Tuesday 22 November 2011

Guy#8~ The Coconut Prince/Turkish Delight/The Professor

I recently had two dates with another Ehobbit.  Seriously.  I know I've mentioned it before but every single guy that tries to talk to me is under 5'8".   This one was no exception...he measured in at a whopping 5'7".  He seemed nice so I gave him a chance.  He also seemed to have things in order.  He worked as an Economics professor at a local university (this should have been a sign my last serious BF was an economist...).  Our first date was brief.  We met for coffee.  He was indeed nice.  Although I was not terribly attracted to him I decided to go for date number two.  In between date one and two we continued chatting on the phone etc.  During one of our discussions he asked me when my birthday was.  I told him.  He immediately went online and found a site that told about our compatibility based on our astrological sign.  To me it seemed a little twelve year old girl-ish...but I rolled with it.  According to this site he had a tough exterior like a coconut.  I proceded to tell him that it must mean that he was brown and hairy like a coconut.  He thought I was hilarious (obviously). 

On our second date we went bowling.  He insisted that instead of putting his initial 'B' on the score sheet I put 'CP'.  I was like, huh?  He responded by saying that it was for "Coconut Prince".  Yes.  Coconut Prince, he proclaimed himself to be a Coconut Prince and then gave himself a nickname.  Who does that?  During the strenuous activity of bowling he began to sweat  right through his shirt...ick.  True to the first date he was still extremely nice.  We went for lunch.  We also had coffee.  During this time I also discovered he was an extremely loud, spitty talker.  Ick.

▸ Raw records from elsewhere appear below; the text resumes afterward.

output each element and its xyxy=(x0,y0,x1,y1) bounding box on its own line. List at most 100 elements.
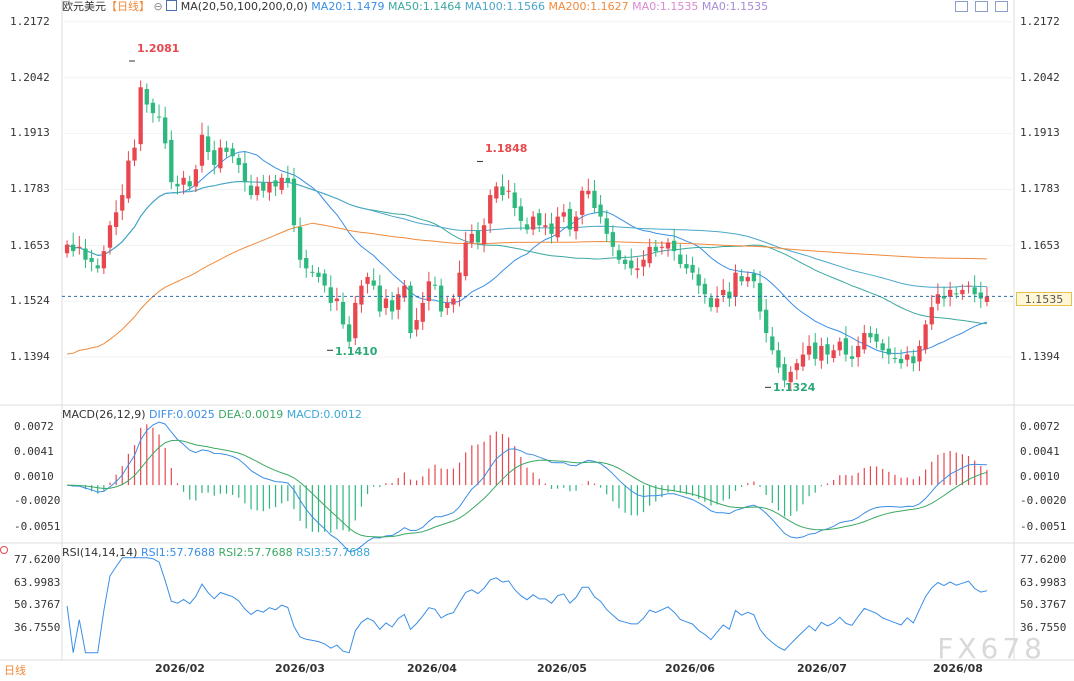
candle-body[interactable] xyxy=(291,178,297,226)
candle-body[interactable] xyxy=(285,177,290,183)
candle-body[interactable] xyxy=(408,285,413,334)
candle-body[interactable] xyxy=(488,195,493,224)
candle-body[interactable] xyxy=(199,134,205,166)
candle-body[interactable] xyxy=(751,273,757,282)
candle-body[interactable] xyxy=(150,102,156,114)
candle-body[interactable] xyxy=(555,216,560,238)
candle-body[interactable] xyxy=(475,230,481,243)
candle-body[interactable] xyxy=(874,333,879,342)
candle-body[interactable] xyxy=(947,289,953,297)
candle-body[interactable] xyxy=(567,208,573,230)
candle-body[interactable] xyxy=(481,225,487,245)
candle-body[interactable] xyxy=(923,324,928,350)
candle-body[interactable] xyxy=(156,116,162,118)
candle-body[interactable] xyxy=(580,190,585,215)
candle-body[interactable] xyxy=(543,225,548,227)
candle-body[interactable] xyxy=(721,289,726,296)
candle-body[interactable] xyxy=(181,177,186,185)
candle-body[interactable] xyxy=(304,258,309,269)
candle-body[interactable] xyxy=(64,244,70,254)
candle-body[interactable] xyxy=(788,371,793,383)
candle-body[interactable] xyxy=(389,300,395,312)
candle-body[interactable] xyxy=(224,147,229,152)
candle-body[interactable] xyxy=(905,354,910,360)
candle-body[interactable] xyxy=(83,248,88,260)
candle-body[interactable] xyxy=(616,250,622,260)
candle-body[interactable] xyxy=(322,273,327,286)
candle-body[interactable] xyxy=(862,333,867,350)
candle-body[interactable] xyxy=(714,298,720,308)
candle-body[interactable] xyxy=(438,285,444,312)
candle-body[interactable] xyxy=(665,242,671,249)
candle-body[interactable] xyxy=(549,223,554,234)
candle-body[interactable] xyxy=(672,240,677,252)
collapse-icon[interactable]: ⊖ xyxy=(153,0,163,13)
candle-body[interactable] xyxy=(886,348,891,355)
candle-body[interactable] xyxy=(684,264,689,269)
candle-body[interactable] xyxy=(653,246,658,252)
candle-body[interactable] xyxy=(678,254,683,265)
candle-body[interactable] xyxy=(800,354,806,367)
candle-body[interactable] xyxy=(518,206,524,221)
candle-body[interactable] xyxy=(506,190,511,192)
candle-body[interactable] xyxy=(377,285,382,312)
candle-body[interactable] xyxy=(592,190,597,208)
candle-body[interactable] xyxy=(941,295,947,299)
candle-body[interactable] xyxy=(794,363,799,371)
candle-body[interactable] xyxy=(426,281,432,302)
candle-body[interactable] xyxy=(432,284,438,286)
candle-body[interactable] xyxy=(868,333,873,338)
candle-body[interactable] xyxy=(733,272,738,297)
candle-body[interactable] xyxy=(647,246,652,264)
candle-body[interactable] xyxy=(420,302,425,322)
candle-body[interactable] xyxy=(843,338,849,355)
candle-body[interactable] xyxy=(187,181,192,187)
candle-body[interactable] xyxy=(193,169,198,187)
candle-body[interactable] xyxy=(586,190,591,195)
candle-body[interactable] xyxy=(95,265,100,269)
candle-body[interactable] xyxy=(954,293,959,295)
candle-body[interactable] xyxy=(929,307,934,325)
candle-body[interactable] xyxy=(279,177,284,190)
settings-icon[interactable] xyxy=(955,1,968,12)
candle-body[interactable] xyxy=(984,296,990,302)
candle-body[interactable] xyxy=(347,324,352,342)
candle-body[interactable] xyxy=(978,292,983,299)
candlestick-series[interactable] xyxy=(64,80,990,391)
candle-body[interactable] xyxy=(825,344,830,355)
candle-body[interactable] xyxy=(898,358,904,364)
candle-body[interactable] xyxy=(236,157,241,165)
candle-body[interactable] xyxy=(610,232,616,247)
indicator-icon[interactable] xyxy=(166,0,178,11)
candle-body[interactable] xyxy=(537,213,542,226)
candle-body[interactable] xyxy=(917,345,922,362)
candle-body[interactable] xyxy=(831,350,836,359)
candle-body[interactable] xyxy=(89,258,94,262)
candle-body[interactable] xyxy=(641,259,646,267)
candle-body[interactable] xyxy=(819,345,824,361)
candle-body[interactable] xyxy=(353,302,358,339)
candle-body[interactable] xyxy=(248,185,254,196)
candle-body[interactable] xyxy=(629,260,634,269)
macd-panel[interactable] xyxy=(67,421,988,553)
candle-body[interactable] xyxy=(132,147,137,161)
candle-body[interactable] xyxy=(212,150,217,165)
candle-body[interactable] xyxy=(690,264,695,273)
candle-body[interactable] xyxy=(880,343,885,351)
candle-body[interactable] xyxy=(163,117,168,144)
candle-body[interactable] xyxy=(169,139,174,183)
period-label[interactable]: 【日线】 xyxy=(106,0,150,13)
candle-body[interactable] xyxy=(144,89,149,105)
candle-body[interactable] xyxy=(892,358,898,360)
candle-body[interactable] xyxy=(77,246,82,248)
candle-body[interactable] xyxy=(972,287,977,295)
candle-body[interactable] xyxy=(310,271,315,273)
candle-body[interactable] xyxy=(696,274,701,286)
close-icon[interactable] xyxy=(995,1,1008,12)
rsi-panel[interactable] xyxy=(66,557,988,654)
candle-body[interactable] xyxy=(463,242,468,277)
candle-body[interactable] xyxy=(708,297,714,308)
candle-body[interactable] xyxy=(561,212,566,217)
candle-body[interactable] xyxy=(813,342,818,359)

Without going into long boring detail...here are some other key facts as to why this guy wasn't for me:

-He also called himself the Turkish Delight
-He texted me this joke: "What did the polar bear say to the camel?"
                                      "_______(insert my name here) is a cute girl who is one hell of a bowler"
-We went on two dates and he was telling his department secretary all about me.
-He was telling me he missed me on more than one occasion after not talking for just one day.
-He used to have these "Off the record" moments where he would compliment me or say something relationship-y and he would say can I tell you something "Off the record?"
-HE WORE ONE PIECE ONESIE PYJAMAS.  I swear.  He told me this.  He referred to them as his onesies.  At first I thought he meant a baby diaper shirt....but no he meant one piece footy pj's.  No self-respecting man who ever wanted to have sex would wear one piece pyjamas....I can't believe I almost forgot that one....fml.

Despite his crazy nerdiness he was a really nice person.  I felt really bad about breaking it off with him.  So I did the cowardly thing.  Nothing.  Eventually he wrote me on Facebook and I had to apologize for being a douchebag...honestly though...we only had two dates.


...and he was a 5'7" onesie wearing, loud, spitty talking Coconut Prince.